Lagi-lagi telah dibuai Malam.
Tak ada belaian angin, terlalu panas kata Malam. Aku berseloroh sambil mengipas-ngipas, "Kalah kamu dengan Matahari? Masa dibawanya saja panas ini!"
Malam tak menampik. Masih berusaha menyandarkan punggung gelapnya dengan posisi nyaman, sebisa mungkin tak memberikan celah gelapnya terisi dengan yang lain. Matanya melirik malas, lalu meniup-niupku pelan. "Biar Hujan yang mengurusnya, bersyukurlah Matahari masih mau memberikan waktunya untukku."
Aku tertawa mendengar suaranya yang seakan sudah tak ambil pusing. Bayanganku tentang Matahari memenuhi mata. Sengatannya sudah keterlaluan, membuatku senewen seharian. Lagi-lagi aku mengeluh. "Aku benci sinar kuningnya. Aku bahkan tidak bisa memandang lurus."
Tiupan Malam membelai tiap helai rambutku diselingi tawanya, "Kau akan merindukan hangatnya jika aku terlalu lama disini,"
"Aku menyukaimu,"
"Kau akan membenciku karena kegelapan,"
Butuh tiga detik bagiku untuk bisa menjawab pernyataannya. "Kau benar. Aku benci gelap,"

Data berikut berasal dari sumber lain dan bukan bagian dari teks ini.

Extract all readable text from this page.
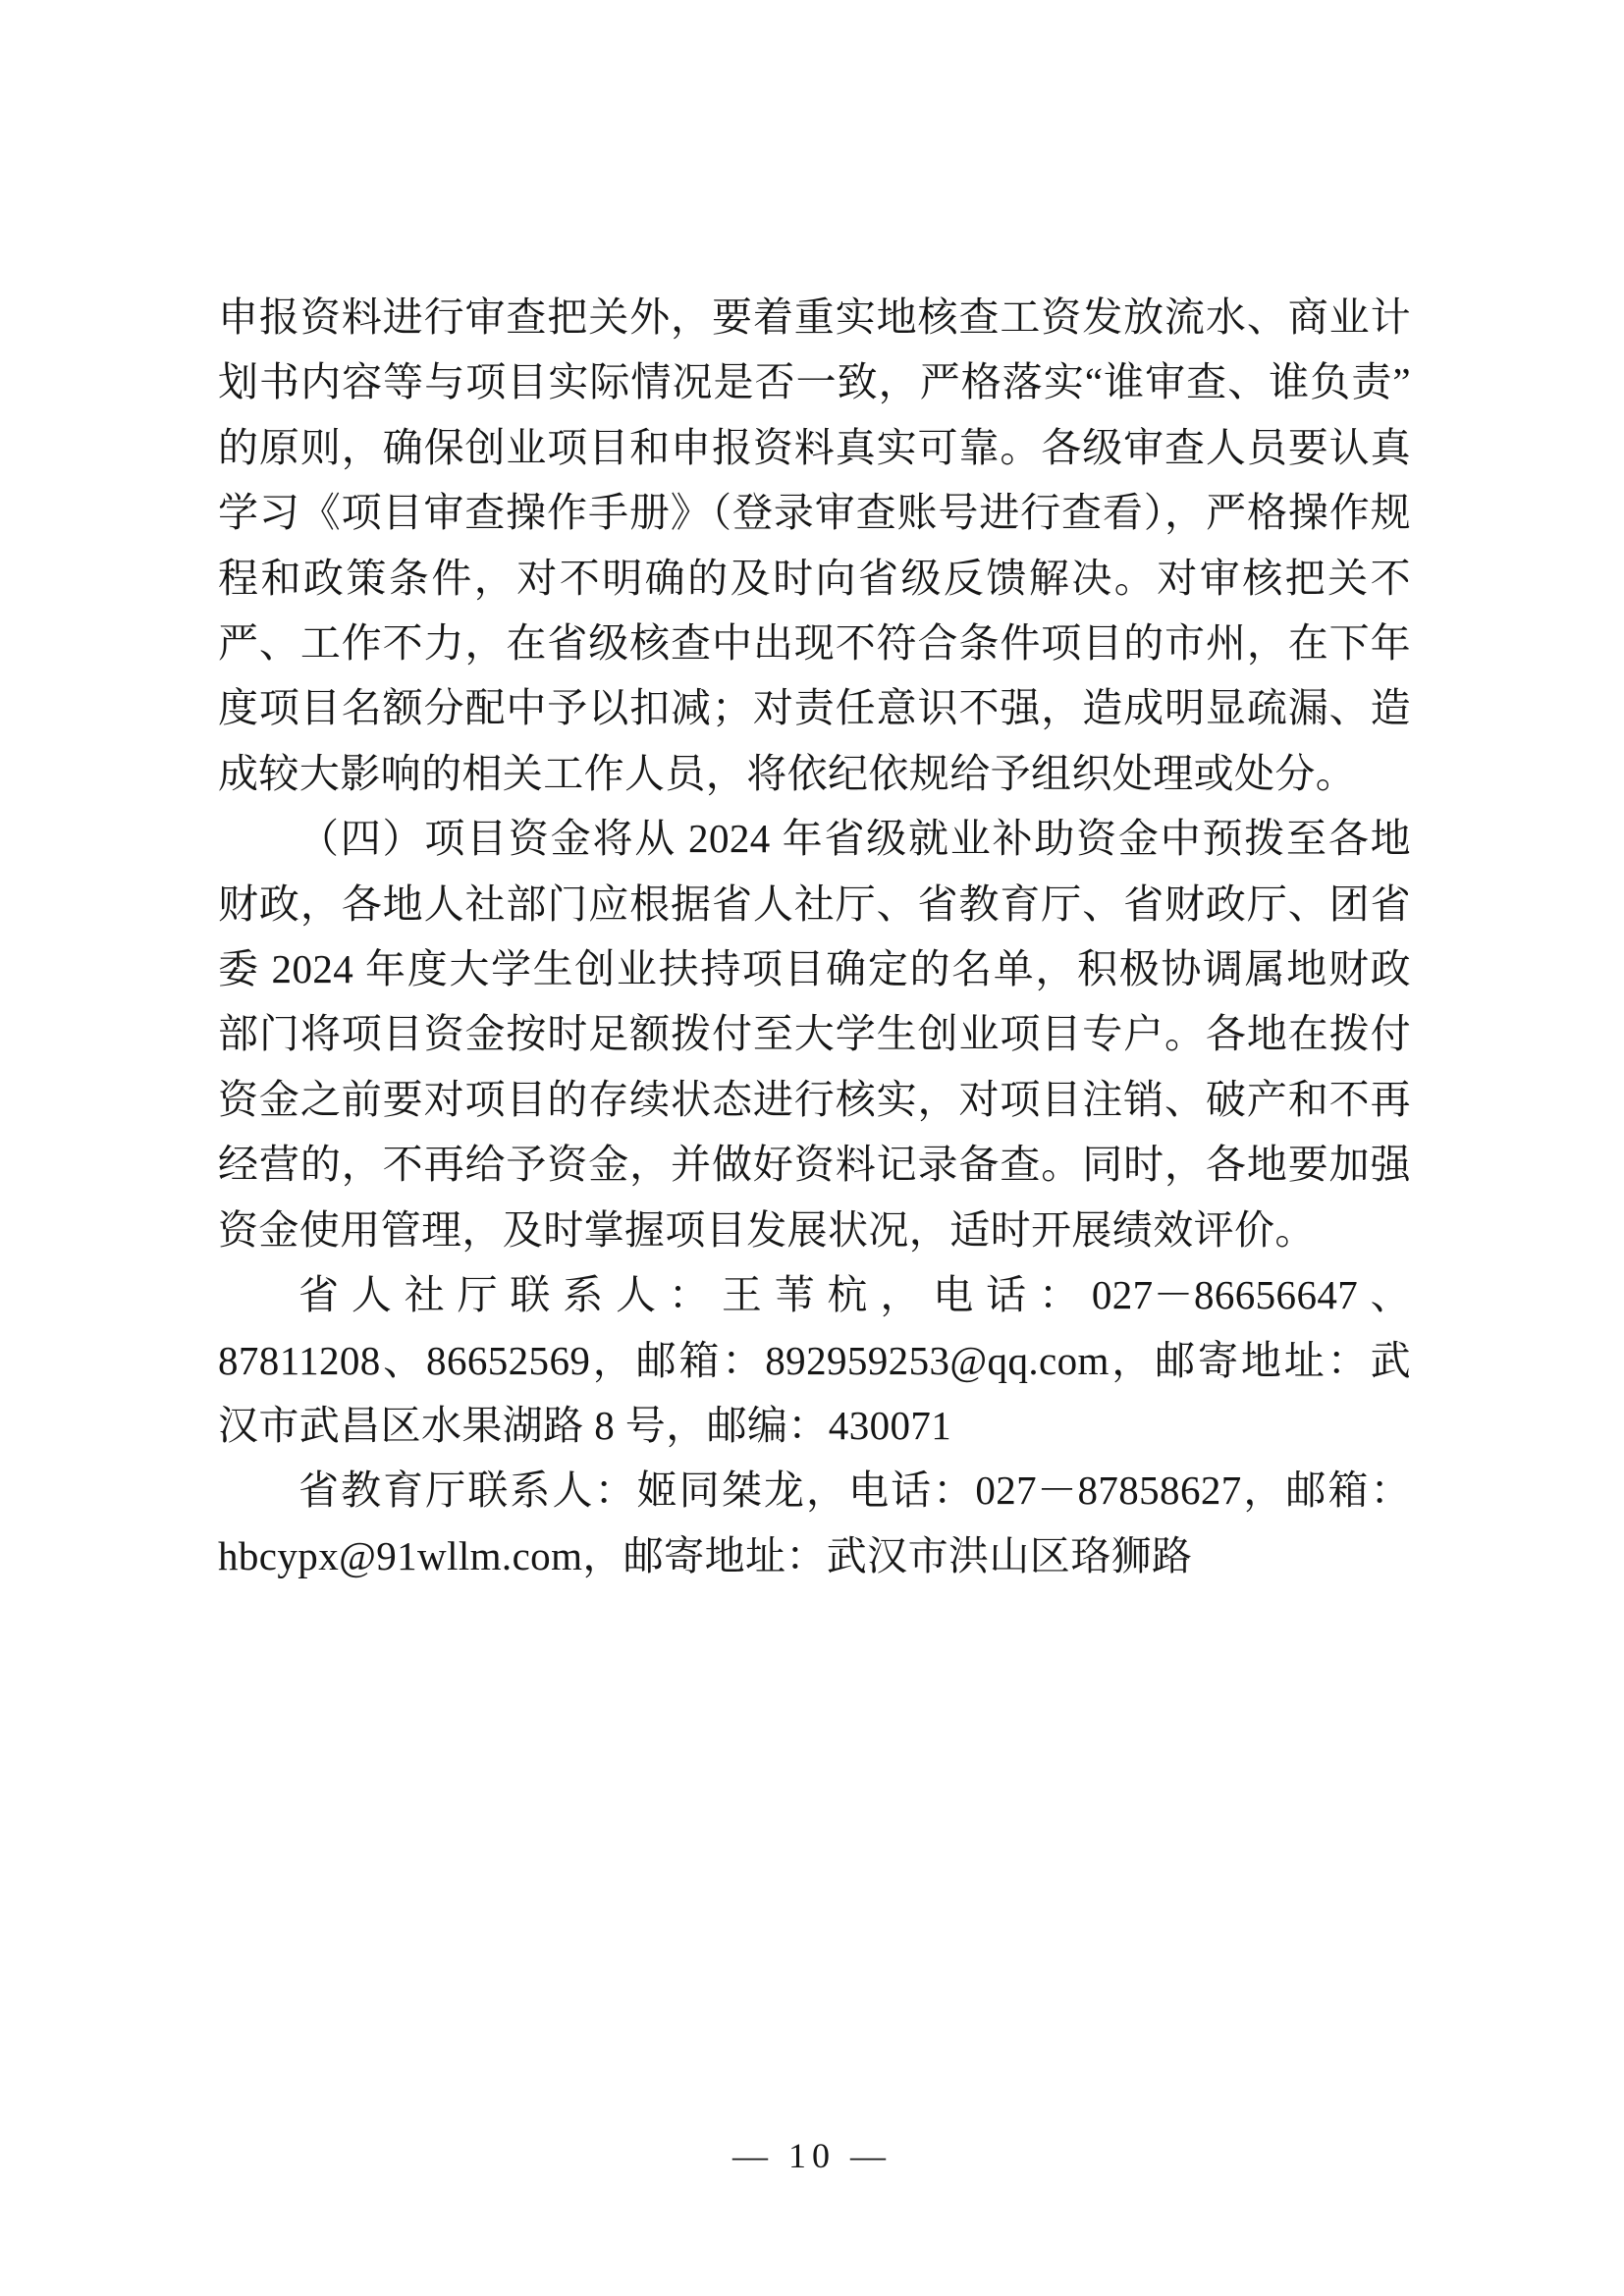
申报资料进行审查把关外，要着重实地核查工资发放流水、商业计划书内容等与项目实际情况是否一致，严格落实“谁审查、谁负责”的原则，确保创业项目和申报资料真实可靠。各级审查人员要认真学习《项目审查操作手册》（登录审查账号进行查看），严格操作规程和政策条件，对不明确的及时向省级反馈解决。对审核把关不严、工作不力，在省级核查中出现不符合条件项目的市州，在下年度项目名额分配中予以扣减；对责任意识不强，造成明显疏漏、造成较大影响的相关工作人员，将依纪依规给予组织处理或处分。

（四）项目资金将从 2024 年省级就业补助资金中预拨至各地财政，各地人社部门应根据省人社厅、省教育厅、省财政厅、团省委 2024 年度大学生创业扶持项目确定的名单，积极协调属地财政部门将项目资金按时足额拨付至大学生创业项目专户。各地在拨付资金之前要对项目的存续状态进行核实，对项目注销、破产和不再经营的，不再给予资金，并做好资料记录备查。同时，各地要加强资金使用管理，及时掌握项目发展状况，适时开展绩效评价。

省人社厅联系人：王苇杭，电话：027－86656647、87811208、86652569，邮箱：892959253@qq.com，邮寄地址：武汉市武昌区水果湖路 8 号，邮编：430071

省教育厅联系人：姬同桀龙，电话：027－87858627，邮箱：hbcypx@91wllm.com，邮寄地址：武汉市洪山区珞狮路

— 10 —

"Sekalipun aku menghadirkan bintang dan bulan?"
"Tak usah kau pikirkan," aku mencoba mengelak, mulai tak menyukai arah pembicaraan, "aku selalu menyukaimu,"
Ini waktu favoritku. Meluruskan punggung, membiarkan sisi-sisi tubuhku beristirahat. Membuka jendela kamarku lebar-lebar, mendongakkan kepala sambil ditemani Malam yang selalu melongokkan kepalanya dari atas atap rumah. Mengalirkan obrolan santai mengenai hari ini, sekedar bercerita bahkan mengumpat. Entah kenapa dia mau mendengarkan. Mungkin karena kami sama-sama bosan.
"Akhir-akhir ini jendela kamarmu tertutup. Apa yang kau lakukan?"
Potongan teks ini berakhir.